A: All these usages are correct:
(1) “Is there enough?” Here, “enough” is a pronoun meaning “an adequate amount.”
(2) “Is there enough milk?” Here, “enough” is an adjective meaning “sufficient.”
(3) “Is there enough of the milk?” Here, “enough” is a pronoun, followed by a prepositional phrase, “of the milk.” The phrase answers the question “enough of what?”
So both “enough milk” and “enough of the milk” are correct English. They merely represent different grammatical constructions. You might regard “of the” as unnecessary, but it’s not incorrect.
“Enough!” can also be an interjection expressing impatience or exasperation. And it can be an adverb, as in “Is the milk fresh enough?” Here it’s an adverb modifying the adjective “fresh.”
By the way, the expression “enough is enough” is hundreds of years old, according to the Oxford English Dictionary.
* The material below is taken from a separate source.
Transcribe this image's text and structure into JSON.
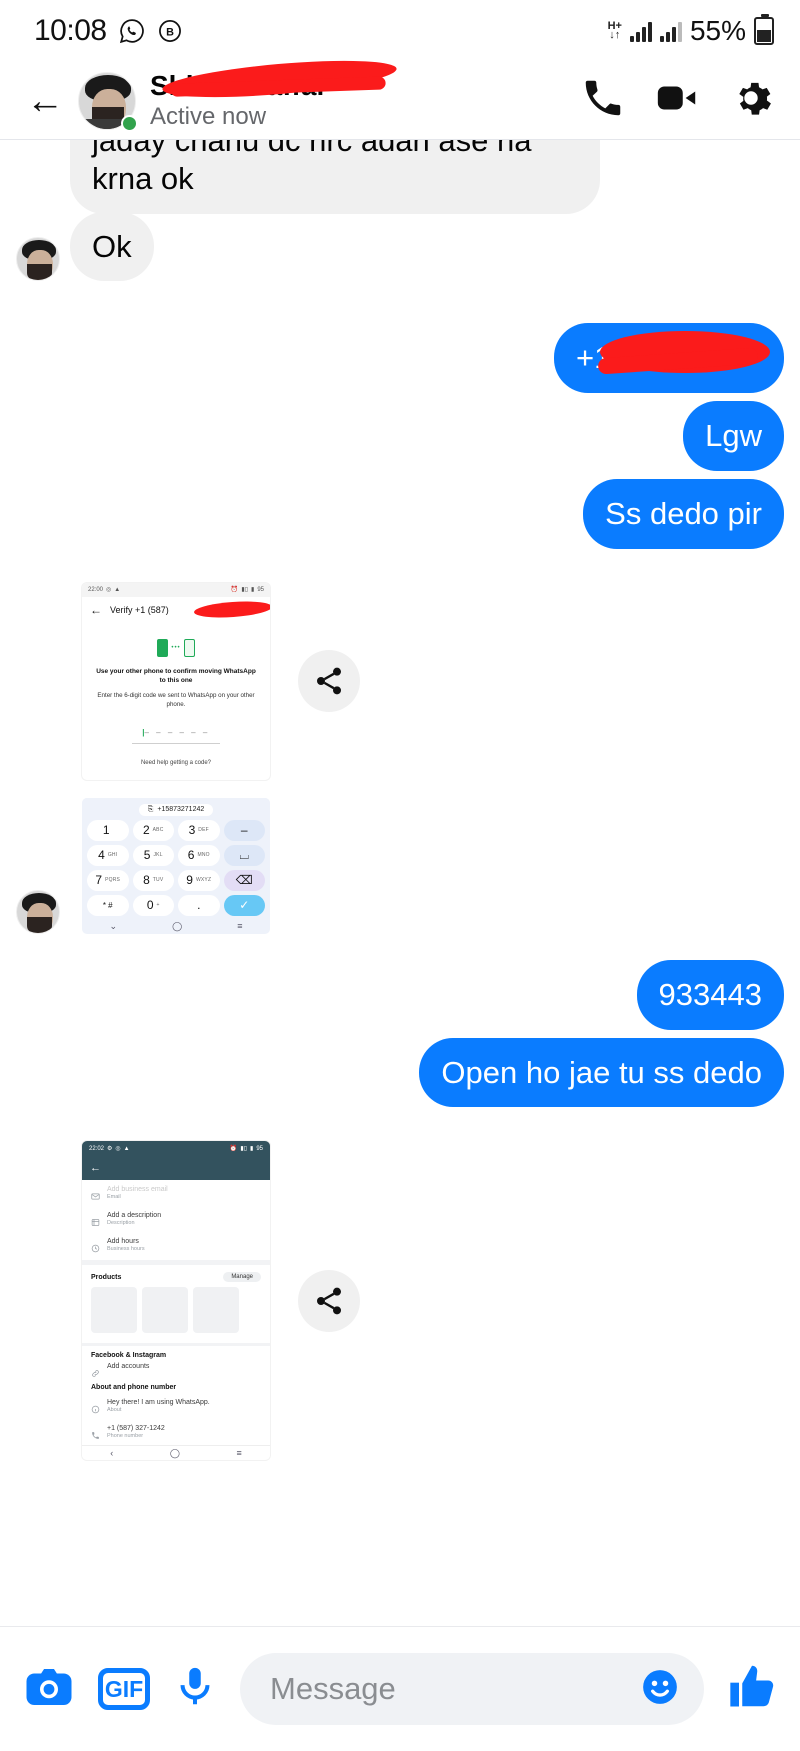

The earliest citation is from a 1546 proverb collection by John Heywood.
The American Heritage Dictionary of Idioms defines the expression this way: “One should be satisfied; stop, there should be no more.”
The word “enough” itself is much older, dating back to Anglo-Saxon times. In Old English, according to the OED, it was genog.
John Ayto’s Dictionary of Word Origins traces “enough” from Old English back to the prehistoric Germanic ganogaz and the Indo-European root nak-, “whose underlying meaning is probably ‘reach, attain.’ ”
Why, you may ask, is the “gh” at the end of “enough” pronounced like “f”?
The Chambers Dictionary of Etymology says the “gh” here was once pronounced like the “ch” in the Scottish loch and the German ach. Although the pronunciation shifted over the years to the “f” of “off,” the “gh” survived.